During the meal, the narrator incidentally recounts one of her recent evenings. She took the train with friends to the Toronto theater where Tennessee Williams’ play, A Streetcar Named Desire was represented. Alfrida is shocked. Face contorted in a smirk of disgust, she exclaims, “That filth!”: “That filth!”
Alfrida’s contempt for any cultural manifestation is not enough to explain the violence of his reaction. And besides, at the time, neither the narrator nor the reader understood her reply. Of course, it is easy to see that the situation echoes distantly A Streetcar Named Desire. The short story would, in fact, be a loose form of rewrite of the play, and the narrator a figure of Blanche du Bois.
The end of the story reveals not one, but two closely related secrets. The narrator despised Alfrida. Yet it was thanks to this talentless columnist that she became a short story writer. Indeed, his first published text was inspired by the personal memories Alfrida had recklessly recounted to him. The story being very derogatory, it resulted in a quarrel between Alfrida and the father of the narrator.

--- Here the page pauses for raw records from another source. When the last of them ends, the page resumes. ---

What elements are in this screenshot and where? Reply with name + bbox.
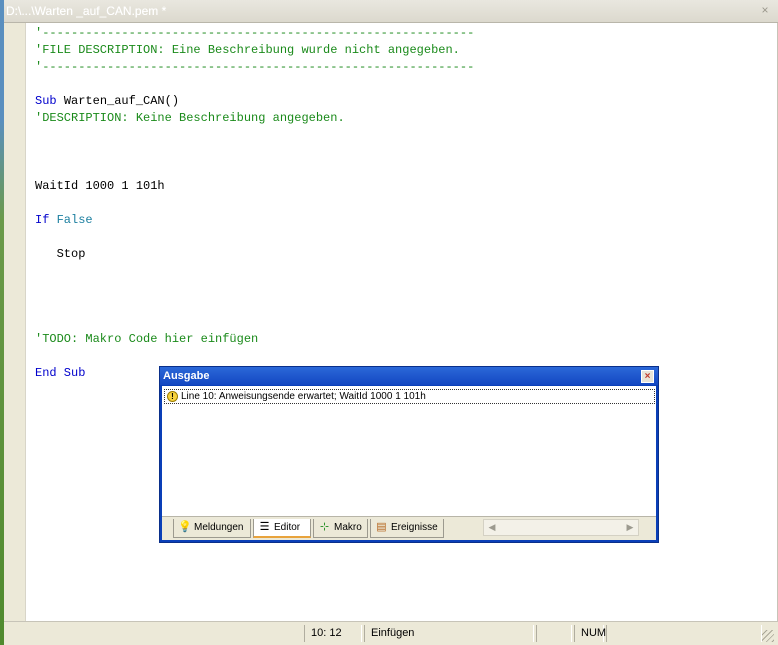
code-line[interactable]: [35, 76, 474, 93]
num-lock-indicator: NUM: [574, 625, 606, 642]
message-text: Line 10: Anweisungsende erwartet; WaitId…: [181, 391, 426, 402]
event-list-icon: ▤: [376, 521, 387, 533]
network-nodes-icon: ⊹: [319, 521, 330, 533]
code-line[interactable]: WaitId 1000 1 101h: [35, 178, 474, 195]
code-line[interactable]: 'DESCRIPTION: Keine Beschreibung angegeb…: [35, 110, 474, 127]
output-panel-body: ! Line 10: Anweisungsende erwartet; Wait…: [162, 386, 656, 540]
code-line[interactable]: [35, 229, 474, 246]
code-line[interactable]: [35, 348, 474, 365]
output-panel-title: Ausgabe: [163, 370, 210, 382]
output-panel: Ausgabe × ! Line 10: Anweisungsende erwa…: [159, 366, 659, 543]
code-text-area[interactable]: '---------------------------------------…: [35, 25, 474, 382]
output-tab-strip: 💡 Meldungen ☰ Editor ⊹ Makro ▤ Ereigniss…: [162, 516, 656, 540]
tab-label: Makro: [334, 522, 362, 533]
document-lines-icon: ☰: [259, 521, 270, 533]
code-line[interactable]: 'FILE DESCRIPTION: Eine Beschreibung wur…: [35, 42, 474, 59]
cursor-position: 10: 12: [304, 625, 362, 642]
tab-ereignisse[interactable]: ▤ Ereignisse: [370, 519, 444, 538]
tab-editor[interactable]: ☰ Editor: [253, 519, 311, 538]
code-line[interactable]: '---------------------------------------…: [35, 25, 474, 42]
status-empty-cell: [536, 625, 572, 642]
tab-makro[interactable]: ⊹ Makro: [313, 519, 368, 538]
warning-icon: !: [167, 391, 178, 402]
code-line[interactable]: [35, 314, 474, 331]
editor-gutter: [4, 23, 26, 621]
tab-scrollbar[interactable]: ◀ ▶: [483, 519, 639, 536]
tab-label: Ereignisse: [391, 522, 438, 533]
code-line[interactable]: If False: [35, 212, 474, 229]
document-title-bar: D:\...\Warten _auf_CAN.pem * ×: [4, 0, 778, 23]
code-line[interactable]: [35, 161, 474, 178]
message-row[interactable]: ! Line 10: Anweisungsende erwartet; Wait…: [164, 389, 655, 404]
code-line[interactable]: Stop: [35, 246, 474, 263]
close-icon[interactable]: ×: [641, 370, 654, 383]
code-line[interactable]: [35, 127, 474, 144]
tab-meldungen[interactable]: 💡 Meldungen: [173, 519, 251, 538]
code-line[interactable]: [35, 297, 474, 314]
scroll-right-icon[interactable]: ▶: [623, 521, 637, 534]
lightbulb-icon: 💡: [178, 521, 192, 533]
insert-mode: Einfügen: [364, 625, 534, 642]
resize-grip[interactable]: [762, 630, 774, 642]
tab-label: Meldungen: [194, 522, 244, 533]
scroll-left-icon[interactable]: ◀: [485, 521, 499, 534]
code-line[interactable]: [35, 195, 474, 212]
code-line[interactable]: Sub Warten_auf_CAN(): [35, 93, 474, 110]
close-icon[interactable]: ×: [758, 4, 772, 18]
tab-label: Editor: [274, 522, 301, 533]
status-empty-cell: [606, 625, 762, 642]
code-line[interactable]: [35, 280, 474, 297]
status-bar: 10: 12 Einfügen NUM: [4, 621, 778, 645]
output-panel-title-bar[interactable]: Ausgabe ×: [160, 367, 658, 385]
code-line[interactable]: [35, 263, 474, 280]
code-line[interactable]: 'TODO: Makro Code hier einfügen: [35, 331, 474, 348]
code-line[interactable]: [35, 144, 474, 161]
document-title: D:\...\Warten _auf_CAN.pem *: [6, 4, 167, 18]
code-line[interactable]: '---------------------------------------…: [35, 59, 474, 76]
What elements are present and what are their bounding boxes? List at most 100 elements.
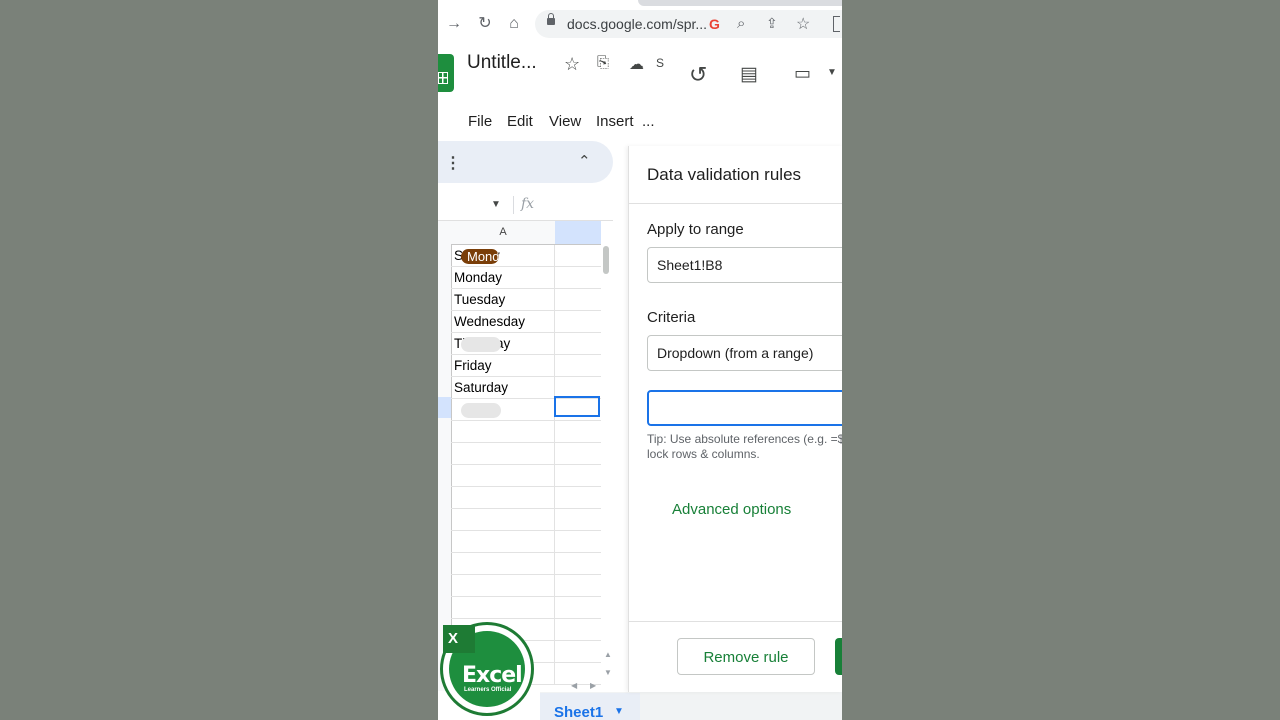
table-row[interactable]: Tuesday [451,289,601,311]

This dispute was regrettable because in their early youth, Alfrida and her cousin had loved each other. They had never said a word to anyone but in the euphoria of the end of the Great War, they had conceived a child together. Too young then to get married, the young lovers had abandoned the baby for adoption.
At her father’s funeral, when she has not heard from Alfrida for years, the narrator meets a stranger: her hidden half-sister. The revelation of this family bond, abruptly revealed, wavers its benchmarks.
In her own way, she played, with her father, the role of the disruptive element comparable to that endorsed by Blanche du Bois with her sister. Because of his egoism as a writer, he was deprived of the satisfaction of recognizing his illegitimate daughter. The profession of writer is therefore a form of obstacle to family harmony.
There is no question for the narrator to stop writing. But from now on, she will have to avoid the facilities and expose herself more. Her own weaknesses, and not those of those close to her, must nourish her works if she wants to remain faithful to her vocation as an artist.
Thus the main themes of A Streetcar Named Desire are they ironically repeated in “Family Furnishing”: sensuality, sexuality, family secrets, saving writing. Without ever being demonstrative, by insisting on the contrary, just like Tennessee Williams, on the mysteries of existence, once again, Munro lays bare the savagery of family relations and the cruelty of writing.